Development of prognostic models to estimate the probability of lung injury one year after COVID-19-related hospitalization-a prospective study

Abstract

Background: Long-term effects of severe acute respiratory syndrome coronavirus 2 (SARS-COV-2) infection still under study. The objectives of this study were to identify persistent pulmonary lesions 1 year after coronavirus disease 2019 (COVID-19) hospitalization and assess whether it is possible to estimate the probability that a patient develops these complications in the future.

Methods: A prospective study of ≥18 years old patients hospitalized for SARS-COV-2 infection who develop persistent respiratory symptoms, lung function abnormalities or have radiological findings 6-8 weeks after hospital discharge. Logistic regression models were used to identify prognostic factors associated with a higher risk of developing respiratory problems.
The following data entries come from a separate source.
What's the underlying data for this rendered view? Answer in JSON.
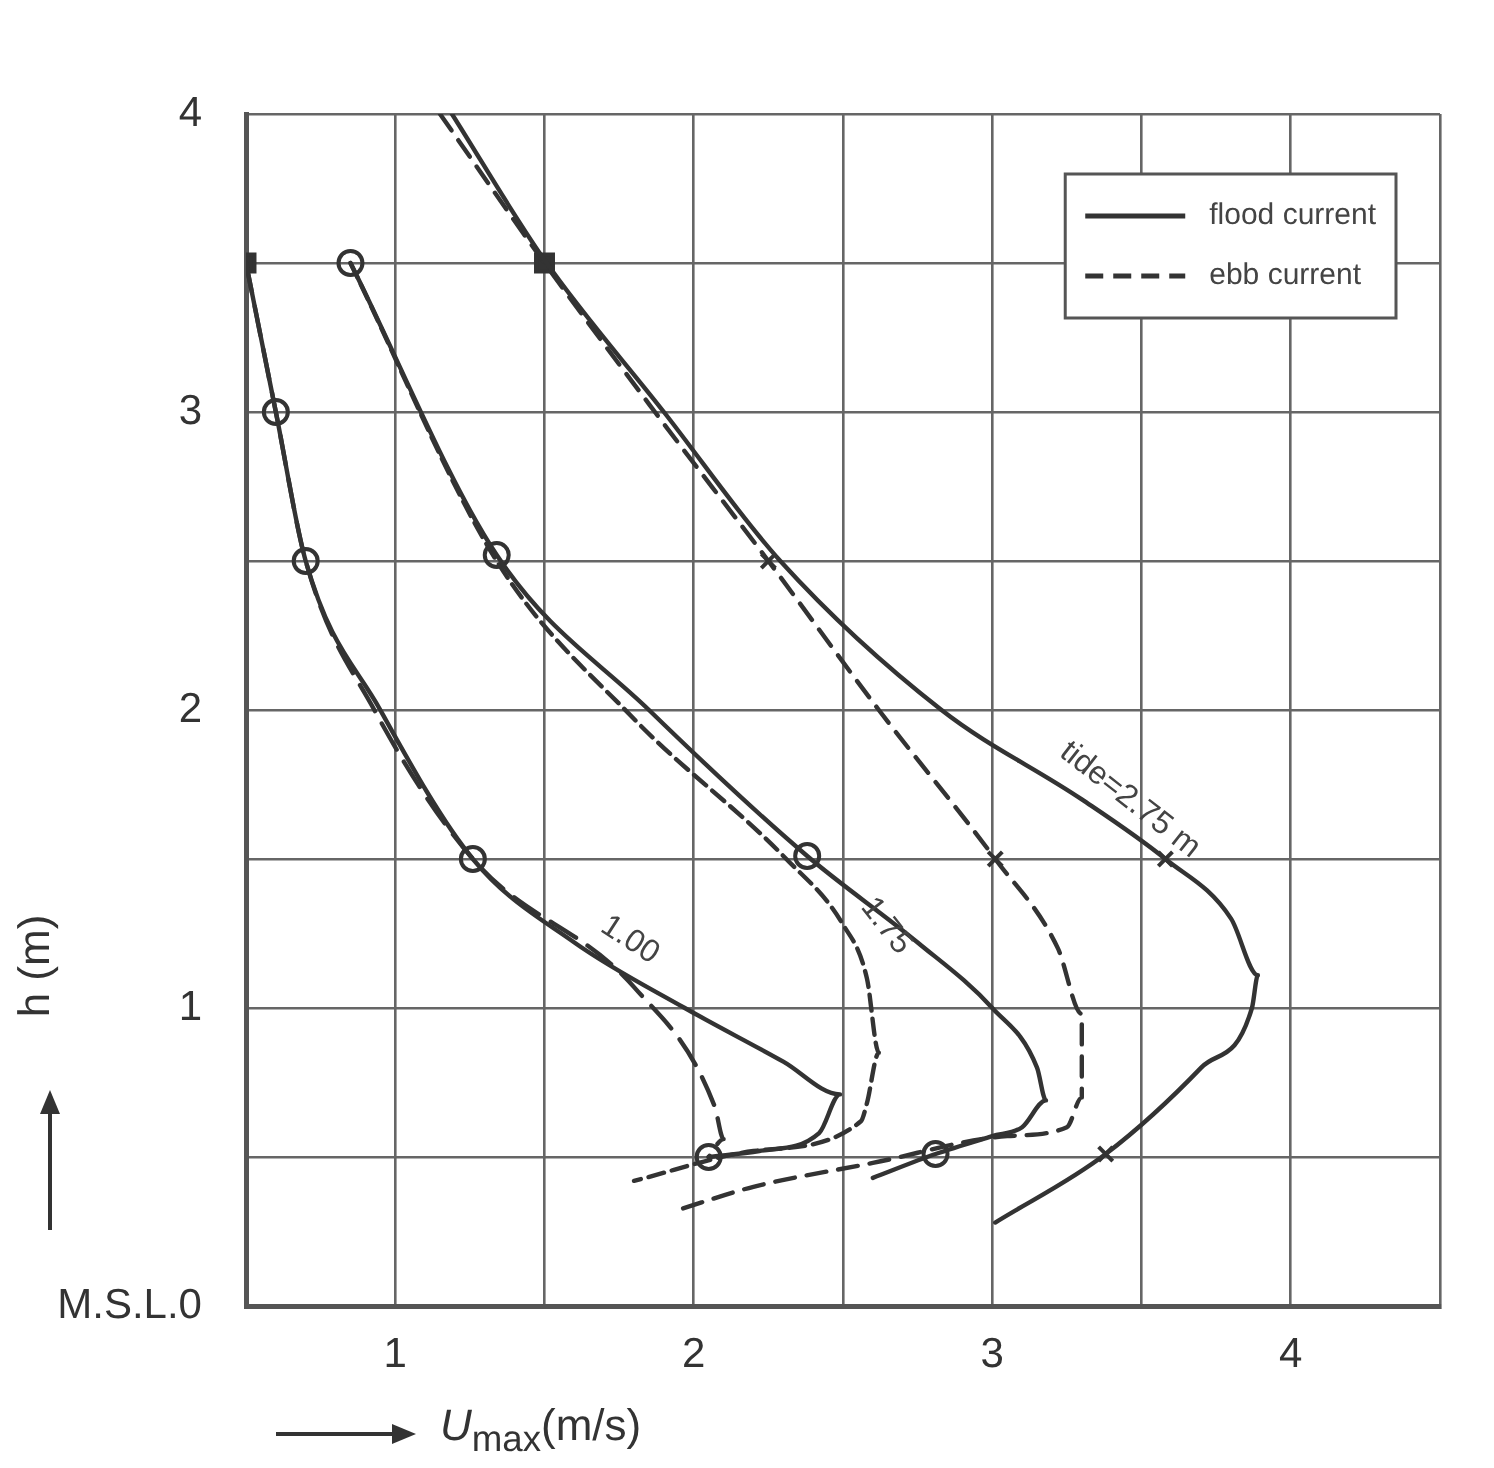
{
  "chart_data": {
    "type": "line",
    "xlabel": "U$_{max}$(m/s)",
    "ylabel": "h (m)",
    "xlim": [
      0.5,
      4.5
    ],
    "ylim": [
      0,
      4
    ],
    "xticks": [
      {
        "value": 0.5,
        "label": null
      },
      1,
      {
        "value": 1.5,
        "label": null
      },
      2,
      {
        "value": 2.5,
        "label": null
      },
      3,
      {
        "value": 3.5,
        "label": null
      },
      4,
      {
        "value": 4.5,
        "label": null
      }
    ],
    "yticks": [
      {
        "value": 0,
        "label": "M.S.L.0"
      },
      {
        "value": 0.5,
        "label": null
      },
      1,
      {
        "value": 1.5,
        "label": null
      },
      2,
      {
        "value": 2.5,
        "label": null
      },
      3,
      {
        "value": 3.5,
        "label": null
      },
      4
    ],
    "grid": true,
    "legend": "top right",
    "marker": "none",
    "series": [
      {
        "name": "flood current",
        "type": "line",
        "color": "#333333",
        "line_style": "solid",
        "x": [
          0.5,
          0.6,
          0.7,
          0.95,
          1.26,
          1.6,
          1.97,
          2.3,
          2.49,
          2.42,
          2.22,
          2.05
        ],
        "values": [
          3.5,
          3.0,
          2.5,
          2.0,
          1.5,
          1.22,
          1.0,
          0.82,
          0.71,
          0.58,
          0.52,
          0.5
        ]
      },
      {
        "name": "ebb current",
        "type": "line",
        "color": "#333333",
        "line_style": "dashed",
        "x": [
          0.5,
          0.6,
          0.7,
          0.93,
          1.26,
          1.8,
          2.07,
          2.1,
          2.05
        ],
        "values": [
          3.5,
          3.0,
          2.5,
          2.0,
          1.5,
          1.07,
          0.67,
          0.56,
          0.5
        ]
      },
      {
        "type": "line",
        "color": "#333333",
        "line_style": "solid",
        "x": [
          0.85,
          1.34,
          1.85,
          2.38,
          2.75,
          3.0,
          3.15,
          3.18,
          3.1,
          3.0,
          2.81,
          2.6
        ],
        "values": [
          3.5,
          2.52,
          2.0,
          1.51,
          1.22,
          1.0,
          0.8,
          0.69,
          0.6,
          0.57,
          0.51,
          0.43
        ]
      },
      {
        "type": "line",
        "color": "#333333",
        "line_style": "dashed",
        "x": [
          0.85,
          1.34,
          1.8,
          2.31,
          2.5,
          2.58,
          2.62,
          2.58,
          2.56,
          2.2,
          1.8
        ],
        "values": [
          3.5,
          2.5,
          1.97,
          1.5,
          1.28,
          1.1,
          0.85,
          0.68,
          0.62,
          0.52,
          0.42
        ]
      },
      {
        "type": "line",
        "color": "#333333",
        "line_style": "solid",
        "x": [
          1.19,
          1.5,
          1.9,
          2.29,
          2.83,
          3.3,
          3.58,
          3.8,
          3.89,
          3.87,
          3.7,
          3.38,
          3.01
        ],
        "values": [
          4.0,
          3.51,
          3.0,
          2.5,
          2.0,
          1.7,
          1.5,
          1.3,
          1.11,
          1.0,
          0.8,
          0.51,
          0.28
        ]
      },
      {
        "type": "line",
        "color": "#333333",
        "line_style": "dashed",
        "x": [
          1.15,
          1.5,
          1.87,
          2.25,
          2.62,
          3.01,
          3.22,
          3.3,
          3.3,
          3.25,
          3.05,
          2.6,
          2.2,
          1.94
        ],
        "values": [
          4.0,
          3.5,
          3.0,
          2.5,
          2.0,
          1.5,
          1.2,
          0.98,
          0.7,
          0.6,
          0.57,
          0.48,
          0.4,
          0.32
        ]
      },
      {
        "type": "scatter",
        "color": "#333333",
        "marker": "circle",
        "x": [
          0.6,
          0.7,
          1.26,
          2.05,
          0.85,
          1.34,
          2.38,
          2.81
        ],
        "values": [
          3.0,
          2.5,
          1.5,
          0.5,
          3.5,
          2.52,
          1.51,
          0.51
        ]
      },
      {
        "type": "scatter",
        "color": "#333333",
        "marker": "square",
        "x": [
          0.5,
          1.5
        ],
        "values": [
          3.5,
          3.5
        ]
      },
      {
        "type": "scatter",
        "color": "#333333",
        "marker": "cross",
        "x": [
          2.25,
          3.58,
          3.01,
          3.38
        ],
        "values": [
          2.5,
          1.5,
          1.5,
          0.51
        ]
      }
    ],
    "annotations": [
      "1.00",
      "1.75",
      "tide=2.75 m"
    ]
  }
}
Models performance was assessed in terms of calibration and discrimination.

Results: A total of 233 patients [median age 66 years [interquartile range (IQR): 56, 74]; 138 (59.2%) male] were categorized into two groups based on whether they stayed in the critical care unit (79 cases) or not (154). At the end of follow-up, 179 patients (76.8%) developed persistent respiratory symptoms, and 22 patients (9.4%) showed radiological fibrotic lesions with pulmonary function abnormalities (post-COVID-19 fibrotic pulmonary lesions). Our prognostic models created to predict persistent respiratory symptoms [post-COVID-19 functional status at initial visit (the higher the score, the higher the risk), and history of bronchial asthma] and post-COVID-19 fibrotic pulmonary lesions [female; FVC% (the higher the FVC%, the lower the probability); and critical care unit stay] one year after infection showed good (AUC 0.857; 95% CI: 0.799-0.915) and excellent performance (AUC 0.901; 95% CI: 0.837-0.964), respectively.
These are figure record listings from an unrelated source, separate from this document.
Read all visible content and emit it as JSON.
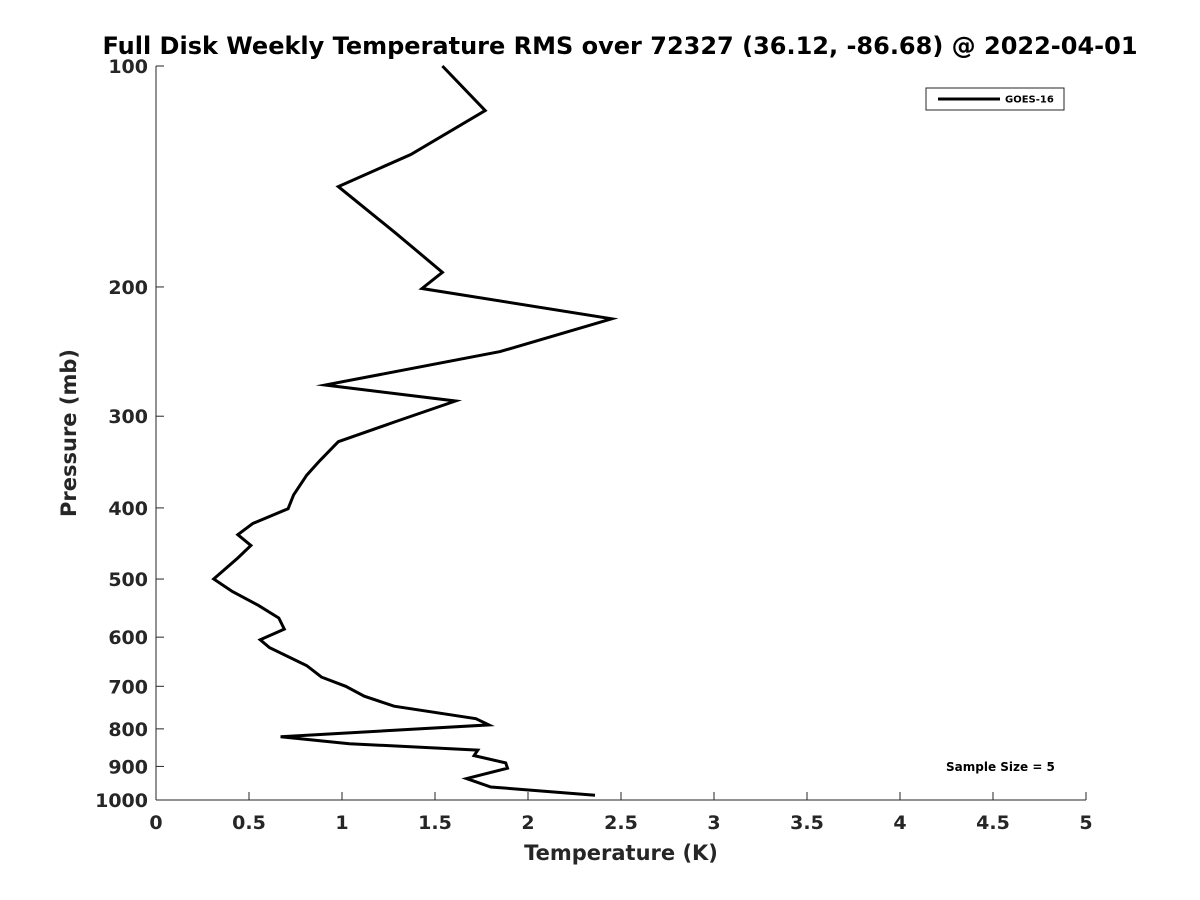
{
  "chart_data": {
    "type": "line",
    "title": "Full Disk Weekly Temperature RMS over 72327 (36.12, -86.68) @ 2022-04-01",
    "xlabel": "Temperature (K)",
    "ylabel": "Pressure (mb)",
    "xlim": [
      0,
      5
    ],
    "ylim": [
      100,
      1000
    ],
    "y_scale": "log",
    "y_reversed": true,
    "grid": false,
    "legend_position": "top-right",
    "x_ticks": [
      0,
      0.5,
      1,
      1.5,
      2,
      2.5,
      3,
      3.5,
      4,
      4.5,
      5
    ],
    "x_tick_labels": [
      "0",
      "0.5",
      "1",
      "1.5",
      "2",
      "2.5",
      "3",
      "3.5",
      "4",
      "4.5",
      "5"
    ],
    "y_ticks": [
      100,
      200,
      300,
      400,
      500,
      600,
      700,
      800,
      900,
      1000
    ],
    "y_tick_labels": [
      "100",
      "200",
      "300",
      "400",
      "500",
      "600",
      "700",
      "800",
      "900",
      "1000"
    ],
    "series": [
      {
        "name": "GOES-16",
        "color": "#000000",
        "x": [
          1.54,
          1.77,
          1.37,
          0.98,
          1.29,
          1.54,
          1.43,
          2.45,
          1.85,
          0.91,
          1.61,
          1.29,
          0.98,
          0.88,
          0.81,
          0.74,
          0.71,
          0.52,
          0.44,
          0.51,
          0.44,
          0.31,
          0.41,
          0.55,
          0.66,
          0.69,
          0.56,
          0.61,
          0.81,
          0.89,
          1.02,
          1.12,
          1.28,
          1.72,
          1.79,
          1.12,
          0.67,
          1.04,
          1.73,
          1.71,
          1.88,
          1.89,
          1.67,
          1.8,
          2.36
        ],
        "y": [
          100,
          115,
          132,
          146,
          169,
          191,
          201,
          221,
          245,
          272,
          286,
          305,
          325,
          345,
          361,
          384,
          401,
          420,
          435,
          450,
          468,
          500,
          520,
          543,
          565,
          585,
          605,
          620,
          656,
          680,
          700,
          722,
          745,
          775,
          790,
          808,
          820,
          838,
          855,
          870,
          890,
          905,
          935,
          960,
          985
        ]
      }
    ],
    "annotation": "Sample Size = 5"
  }
}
Conclusions: Constructed models show good performance in identifying patients at risk of developing lung injury one year after COVID-19-related hospitalization.

Keywords: Post-acute coronavirus disease 2019 syndrome (post-acute COVID-19 syndrome); clinical prediction models; fibrotic pulmonary lesions; radiological findings; respiratory functional test; respiratory symptoms.

Figure 1

Action algorithm based on study design. *, no previous respiratory disease. COVID-19, coronavirus disease 2019; X-ray, radiography; PFT, pulmonary function testing; ABG, arterial blood gas analysis; CCU, critical care unit.

Figure 2

Temporary changes in the percentage of forced expiratory volume in 1 second (A), forced vital capacity (B), diffusion capacity (C), with respect to their theoretical value, and number of patients that obtained the same score on the post-COVID-19 functional scale (D) at baseline and at week 52. Data are expressed as median values and interquartile ranges. Solid red lines represent patients who experienced an increase in the percentage of that specific parameter, whereas dotted blue lines represent the patients who experienced a worsening. COVID-19, coronavirus disease 2019; FEV1, forced expiratory volume in 1 second; FVC, forced vital capacity; DLCO, diffusion capacity for carbon monoxide; PCFS, post-COVID-19 functional status scale.

Figure 3

ROC curve and corresponding Area under the curve [AUC (95% confidence interval)] for: (A) risk for persistent symptoms (post-COVID functional status and history of asthma); (B) risk for pulmonary fibrotic changes (forced vital capacity and hospitalization in critical care unit). ROC, receiver operating characteristic; AUC, area under the area; COVID, coronavirus disease.

Figure 4

Clinical scores for both models. PCFS, post-COVID-19 functional status; SE, sensitivity; SP, specificity; PPV, positive predictive value; NPV, negative predictive value; COVID-19, coronavirus disease 2019; FVC, forced vital capacity; CCU, critical care unit.